Comment by dima55

2 days ago

Lots. Because many upstream projects don't have their build system set up to work within a distribution (to get dependencies form the system and to install to standard places). All distros must patch things to get them to work.

Well, there are big differences in how aggressively things are patched. Arch Linux makes a point to strictly minimize patches and avoid them entirely whenever possible. That's a good thing, because otherwise, nonsense like the Xscreensaver situation ensues, where the original developers aggressively reject distro packages for mutilating their work and/or forcing old and buggy versions on unsuspecting users.

  • > nonsense like the Xscreensaver situation ensues, where the original developers aggressively reject distro packages

    I didn't know about this. Link?

  • Huh? I contribute to Debian; I don't aggressively patch anything. You can too.

    • It's "let's patch as little as possible" vs "let's enforce our rules with the smallest patch possible"

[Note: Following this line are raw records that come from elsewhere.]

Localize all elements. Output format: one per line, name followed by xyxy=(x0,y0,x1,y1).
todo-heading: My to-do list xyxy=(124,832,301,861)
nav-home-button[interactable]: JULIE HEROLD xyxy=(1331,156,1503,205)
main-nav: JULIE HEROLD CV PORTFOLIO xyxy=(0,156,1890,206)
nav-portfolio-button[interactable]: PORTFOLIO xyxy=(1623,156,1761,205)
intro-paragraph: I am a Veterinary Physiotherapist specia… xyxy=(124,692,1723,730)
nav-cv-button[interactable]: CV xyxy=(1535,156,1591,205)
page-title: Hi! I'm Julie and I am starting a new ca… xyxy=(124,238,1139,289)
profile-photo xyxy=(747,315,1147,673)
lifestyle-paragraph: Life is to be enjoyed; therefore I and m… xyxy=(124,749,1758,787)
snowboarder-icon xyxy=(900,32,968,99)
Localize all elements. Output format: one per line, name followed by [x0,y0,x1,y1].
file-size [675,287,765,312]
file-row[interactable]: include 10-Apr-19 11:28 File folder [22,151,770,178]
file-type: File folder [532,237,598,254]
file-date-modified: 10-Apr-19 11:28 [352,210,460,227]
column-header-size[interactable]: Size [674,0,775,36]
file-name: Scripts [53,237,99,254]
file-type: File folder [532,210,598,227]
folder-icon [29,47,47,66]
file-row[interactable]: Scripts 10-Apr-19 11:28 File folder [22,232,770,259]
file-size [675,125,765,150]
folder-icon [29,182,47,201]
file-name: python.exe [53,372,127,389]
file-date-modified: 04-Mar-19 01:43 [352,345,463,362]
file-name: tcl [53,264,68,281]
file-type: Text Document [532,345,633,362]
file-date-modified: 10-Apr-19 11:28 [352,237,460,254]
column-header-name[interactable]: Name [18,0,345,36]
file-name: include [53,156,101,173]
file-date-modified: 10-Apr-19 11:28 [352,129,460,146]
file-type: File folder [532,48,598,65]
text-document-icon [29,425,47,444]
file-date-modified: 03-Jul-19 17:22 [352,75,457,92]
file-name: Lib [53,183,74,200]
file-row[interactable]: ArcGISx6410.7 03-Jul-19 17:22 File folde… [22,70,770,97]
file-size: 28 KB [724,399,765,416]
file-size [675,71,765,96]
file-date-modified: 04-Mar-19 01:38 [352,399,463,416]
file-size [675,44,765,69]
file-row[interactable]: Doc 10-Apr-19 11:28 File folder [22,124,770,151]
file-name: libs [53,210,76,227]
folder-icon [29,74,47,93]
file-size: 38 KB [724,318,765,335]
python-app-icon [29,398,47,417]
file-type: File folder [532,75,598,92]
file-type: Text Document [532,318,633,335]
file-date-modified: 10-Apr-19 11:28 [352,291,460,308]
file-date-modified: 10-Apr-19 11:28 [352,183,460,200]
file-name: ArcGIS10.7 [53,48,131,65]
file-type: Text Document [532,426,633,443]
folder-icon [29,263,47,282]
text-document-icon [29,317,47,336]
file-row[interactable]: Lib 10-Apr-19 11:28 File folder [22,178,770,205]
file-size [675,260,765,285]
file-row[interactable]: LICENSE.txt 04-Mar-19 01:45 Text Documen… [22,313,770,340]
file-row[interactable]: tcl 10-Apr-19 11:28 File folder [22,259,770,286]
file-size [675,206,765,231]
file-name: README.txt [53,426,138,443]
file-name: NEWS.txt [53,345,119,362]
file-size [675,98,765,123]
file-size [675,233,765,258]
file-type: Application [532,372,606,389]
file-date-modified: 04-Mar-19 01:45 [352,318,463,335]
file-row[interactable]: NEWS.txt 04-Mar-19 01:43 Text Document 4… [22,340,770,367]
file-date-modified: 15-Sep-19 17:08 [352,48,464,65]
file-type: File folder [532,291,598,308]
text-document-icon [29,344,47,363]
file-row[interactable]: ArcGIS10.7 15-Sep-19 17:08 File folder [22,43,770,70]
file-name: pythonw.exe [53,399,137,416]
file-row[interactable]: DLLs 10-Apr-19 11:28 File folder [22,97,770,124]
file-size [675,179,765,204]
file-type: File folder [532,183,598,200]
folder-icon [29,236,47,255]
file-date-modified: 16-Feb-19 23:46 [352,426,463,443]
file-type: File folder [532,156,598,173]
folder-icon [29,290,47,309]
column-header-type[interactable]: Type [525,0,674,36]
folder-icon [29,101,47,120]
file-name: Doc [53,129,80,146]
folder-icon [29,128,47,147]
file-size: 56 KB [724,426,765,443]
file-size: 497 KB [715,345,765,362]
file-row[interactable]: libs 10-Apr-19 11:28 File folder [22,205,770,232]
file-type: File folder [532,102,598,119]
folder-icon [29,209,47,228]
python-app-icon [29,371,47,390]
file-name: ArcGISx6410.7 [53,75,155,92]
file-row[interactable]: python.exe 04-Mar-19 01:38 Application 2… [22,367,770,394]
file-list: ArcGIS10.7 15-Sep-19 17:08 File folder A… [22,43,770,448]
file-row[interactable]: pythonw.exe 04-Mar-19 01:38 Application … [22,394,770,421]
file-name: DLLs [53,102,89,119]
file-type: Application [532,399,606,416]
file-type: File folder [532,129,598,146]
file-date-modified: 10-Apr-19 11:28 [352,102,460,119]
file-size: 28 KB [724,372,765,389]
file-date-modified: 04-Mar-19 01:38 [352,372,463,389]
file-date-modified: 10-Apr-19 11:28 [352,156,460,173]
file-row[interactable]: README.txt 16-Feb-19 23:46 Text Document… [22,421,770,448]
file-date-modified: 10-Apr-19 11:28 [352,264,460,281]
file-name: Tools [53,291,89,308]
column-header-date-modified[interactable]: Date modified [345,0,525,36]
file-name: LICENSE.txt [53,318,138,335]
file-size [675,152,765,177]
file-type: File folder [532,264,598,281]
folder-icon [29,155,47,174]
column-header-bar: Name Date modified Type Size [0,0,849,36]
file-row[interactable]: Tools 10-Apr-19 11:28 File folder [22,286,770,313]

    • Well good for you. Then I suppose you don't speak for the Debian maintainers responsible for trainwrecks like this:

      https://research.swtch.com/openssl

      There seems to be a serious issue with Debian (and by extension, the tens of distros based on it) having no respect whatsoever for the developers of the software their OS is based on, which ends up hurting users the most. Not sure why they cannot just be respectful, but I am afraid they are shoveling Debian's grave, as people are abandoning stale and broken Debian-based distros in droves.